I began wondering why the heck I was “here,” as in in this world, by the age of 3. No one seemed to understand me, even though I figured out language skills early. I’d point to the elves dancing in the bushes outside our small one-story house, and my parents didn’t see them. In fact, they’d shake their head and say, “Pammy.” As if I was doing something wrong!
When I was finally allowed to dress myself, I wore my underwear with the frilly side in the front. Of course. My parents, and their friends, would shake their heads at me, laugh (which was even worse than frown), and say “Pammy…!” I was befuddled. What?! Then my mom tried to explain, “the frills go in the back.”
What good were frills if you couldn’t see them? To this day, and I’m six decades older than that early bewildering time, I still don’t get it.
I’d like to make a story about my awkwardness, but I just feel …. awkward doing so.
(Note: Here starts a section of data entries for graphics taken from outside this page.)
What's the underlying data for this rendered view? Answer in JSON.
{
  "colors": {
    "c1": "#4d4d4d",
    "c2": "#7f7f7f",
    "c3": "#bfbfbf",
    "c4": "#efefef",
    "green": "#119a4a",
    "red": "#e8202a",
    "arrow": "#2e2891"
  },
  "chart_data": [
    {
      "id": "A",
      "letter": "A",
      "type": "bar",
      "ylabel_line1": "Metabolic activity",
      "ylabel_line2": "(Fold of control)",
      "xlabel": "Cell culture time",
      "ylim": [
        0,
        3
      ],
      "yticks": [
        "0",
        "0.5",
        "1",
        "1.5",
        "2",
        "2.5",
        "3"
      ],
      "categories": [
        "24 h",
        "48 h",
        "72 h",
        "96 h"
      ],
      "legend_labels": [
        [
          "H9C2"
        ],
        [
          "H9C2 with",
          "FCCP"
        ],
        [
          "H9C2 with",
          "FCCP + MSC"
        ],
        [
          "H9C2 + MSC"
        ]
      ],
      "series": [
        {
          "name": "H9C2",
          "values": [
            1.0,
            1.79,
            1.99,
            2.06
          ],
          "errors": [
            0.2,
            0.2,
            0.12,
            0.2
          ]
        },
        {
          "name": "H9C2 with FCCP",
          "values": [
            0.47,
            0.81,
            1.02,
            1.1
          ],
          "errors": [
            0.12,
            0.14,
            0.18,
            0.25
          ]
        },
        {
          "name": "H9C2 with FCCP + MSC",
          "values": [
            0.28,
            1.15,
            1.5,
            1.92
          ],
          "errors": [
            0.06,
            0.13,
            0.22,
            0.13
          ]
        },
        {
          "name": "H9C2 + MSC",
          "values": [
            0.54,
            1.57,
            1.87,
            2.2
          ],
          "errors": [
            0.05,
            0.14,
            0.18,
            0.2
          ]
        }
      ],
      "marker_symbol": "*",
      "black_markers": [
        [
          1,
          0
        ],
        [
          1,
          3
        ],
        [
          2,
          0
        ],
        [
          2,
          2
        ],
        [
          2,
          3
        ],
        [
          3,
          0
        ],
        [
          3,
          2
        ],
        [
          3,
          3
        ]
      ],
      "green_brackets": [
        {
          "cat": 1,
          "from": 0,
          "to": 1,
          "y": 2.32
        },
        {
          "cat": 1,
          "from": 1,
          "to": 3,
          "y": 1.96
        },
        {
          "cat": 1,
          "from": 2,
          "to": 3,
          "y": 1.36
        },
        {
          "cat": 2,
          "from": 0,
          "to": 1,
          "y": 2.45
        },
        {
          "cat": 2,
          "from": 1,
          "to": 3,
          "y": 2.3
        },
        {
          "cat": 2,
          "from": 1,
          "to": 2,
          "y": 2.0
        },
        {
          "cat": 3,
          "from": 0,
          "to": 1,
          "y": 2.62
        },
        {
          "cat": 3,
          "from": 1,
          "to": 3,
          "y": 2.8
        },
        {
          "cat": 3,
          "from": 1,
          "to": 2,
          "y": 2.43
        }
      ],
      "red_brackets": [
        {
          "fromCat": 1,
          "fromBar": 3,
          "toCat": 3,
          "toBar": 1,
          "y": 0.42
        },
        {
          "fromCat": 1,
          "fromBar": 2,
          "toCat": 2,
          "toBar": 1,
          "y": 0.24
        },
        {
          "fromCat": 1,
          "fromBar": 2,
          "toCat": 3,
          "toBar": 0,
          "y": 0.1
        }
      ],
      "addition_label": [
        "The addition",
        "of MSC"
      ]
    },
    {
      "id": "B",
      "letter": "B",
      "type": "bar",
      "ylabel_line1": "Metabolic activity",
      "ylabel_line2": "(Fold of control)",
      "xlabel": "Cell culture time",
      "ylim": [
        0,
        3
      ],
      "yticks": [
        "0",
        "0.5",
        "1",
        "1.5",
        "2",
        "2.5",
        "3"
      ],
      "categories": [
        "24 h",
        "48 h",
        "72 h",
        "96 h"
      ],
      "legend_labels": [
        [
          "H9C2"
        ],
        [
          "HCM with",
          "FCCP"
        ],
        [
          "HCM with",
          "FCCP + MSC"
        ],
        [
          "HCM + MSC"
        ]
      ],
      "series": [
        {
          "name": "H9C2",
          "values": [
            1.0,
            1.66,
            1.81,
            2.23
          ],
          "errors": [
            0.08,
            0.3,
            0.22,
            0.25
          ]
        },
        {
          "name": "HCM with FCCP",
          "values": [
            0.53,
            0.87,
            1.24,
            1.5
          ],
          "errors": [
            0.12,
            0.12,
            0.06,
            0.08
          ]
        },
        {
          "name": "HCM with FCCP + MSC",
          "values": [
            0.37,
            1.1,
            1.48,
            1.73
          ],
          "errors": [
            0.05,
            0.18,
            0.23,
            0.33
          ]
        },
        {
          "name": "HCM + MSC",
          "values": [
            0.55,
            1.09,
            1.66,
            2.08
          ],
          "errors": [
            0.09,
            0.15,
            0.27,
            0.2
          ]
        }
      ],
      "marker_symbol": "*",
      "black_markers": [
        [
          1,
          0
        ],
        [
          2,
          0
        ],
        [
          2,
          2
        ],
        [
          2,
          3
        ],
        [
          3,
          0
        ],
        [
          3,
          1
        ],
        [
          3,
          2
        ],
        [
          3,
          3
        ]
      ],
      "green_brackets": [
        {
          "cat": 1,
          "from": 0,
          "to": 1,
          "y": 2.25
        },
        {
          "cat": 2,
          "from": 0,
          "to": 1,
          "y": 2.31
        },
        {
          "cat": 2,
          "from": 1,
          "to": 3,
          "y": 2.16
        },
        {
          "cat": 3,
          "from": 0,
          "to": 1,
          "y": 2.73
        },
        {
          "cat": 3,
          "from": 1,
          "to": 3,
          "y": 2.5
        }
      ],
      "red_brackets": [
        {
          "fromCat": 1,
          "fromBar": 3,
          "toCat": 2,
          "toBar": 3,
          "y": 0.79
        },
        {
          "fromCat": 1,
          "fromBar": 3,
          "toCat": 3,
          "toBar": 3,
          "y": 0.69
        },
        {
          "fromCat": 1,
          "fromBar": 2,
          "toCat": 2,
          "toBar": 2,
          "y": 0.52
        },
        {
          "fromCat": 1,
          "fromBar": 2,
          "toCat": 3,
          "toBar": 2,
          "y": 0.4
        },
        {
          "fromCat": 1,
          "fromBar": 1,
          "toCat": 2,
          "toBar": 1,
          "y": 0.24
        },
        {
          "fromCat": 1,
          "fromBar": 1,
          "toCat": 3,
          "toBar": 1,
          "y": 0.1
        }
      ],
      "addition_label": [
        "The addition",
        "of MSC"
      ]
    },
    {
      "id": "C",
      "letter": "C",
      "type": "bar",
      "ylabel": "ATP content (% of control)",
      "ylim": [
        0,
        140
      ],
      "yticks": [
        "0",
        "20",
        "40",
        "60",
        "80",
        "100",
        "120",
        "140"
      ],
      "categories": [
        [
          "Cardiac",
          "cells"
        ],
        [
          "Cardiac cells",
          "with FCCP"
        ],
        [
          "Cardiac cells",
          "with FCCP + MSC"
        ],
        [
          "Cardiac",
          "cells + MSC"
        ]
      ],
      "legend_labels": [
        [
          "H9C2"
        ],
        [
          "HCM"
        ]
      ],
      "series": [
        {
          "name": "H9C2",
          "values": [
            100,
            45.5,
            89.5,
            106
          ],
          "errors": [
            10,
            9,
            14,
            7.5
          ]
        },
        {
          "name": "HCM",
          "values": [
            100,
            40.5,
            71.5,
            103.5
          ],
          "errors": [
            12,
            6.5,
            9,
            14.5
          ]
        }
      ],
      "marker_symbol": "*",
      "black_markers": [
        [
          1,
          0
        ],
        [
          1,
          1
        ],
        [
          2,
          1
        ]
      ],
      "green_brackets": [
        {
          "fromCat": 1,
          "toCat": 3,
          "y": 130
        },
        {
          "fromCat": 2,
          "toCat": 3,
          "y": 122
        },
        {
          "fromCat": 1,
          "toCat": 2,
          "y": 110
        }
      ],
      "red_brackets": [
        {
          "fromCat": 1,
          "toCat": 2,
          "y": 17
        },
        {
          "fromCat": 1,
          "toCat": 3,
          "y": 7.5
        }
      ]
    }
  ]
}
I imagine most of us, new to this world when we were spanked into it, had a difficult time adjusting. I recently read a post in which a young mother bemoaned all the questions from her young child, like:
- Why does a clock have 12 spots and two “hands”? And why are those lines called “hands”?
- Why can’t I have dessert first, and why do birds not let you catch them?
- Why does the pet dog have fur, but not my parents?
- Why do I have to brush my teeth, when each tooth comes out for the tooth fairy anyway?
I love the questions children ask. They remind me of my own questions. If we can remember our childhood and our view of how crazy the world seemed, we’d be so much wiser. We’ve been cornered and squished into a box with four walls.
So . . . awkward? I felt awkward as I was forced to fit into the box of “normal thinking.” I suppose that’s why I love creative writing so much. This is one place I’m allowed to release the box and fly back out into the limitless space of imagination and the reality of reality – which is that reality does not exist.
How about you? Do you live with the frilly side up?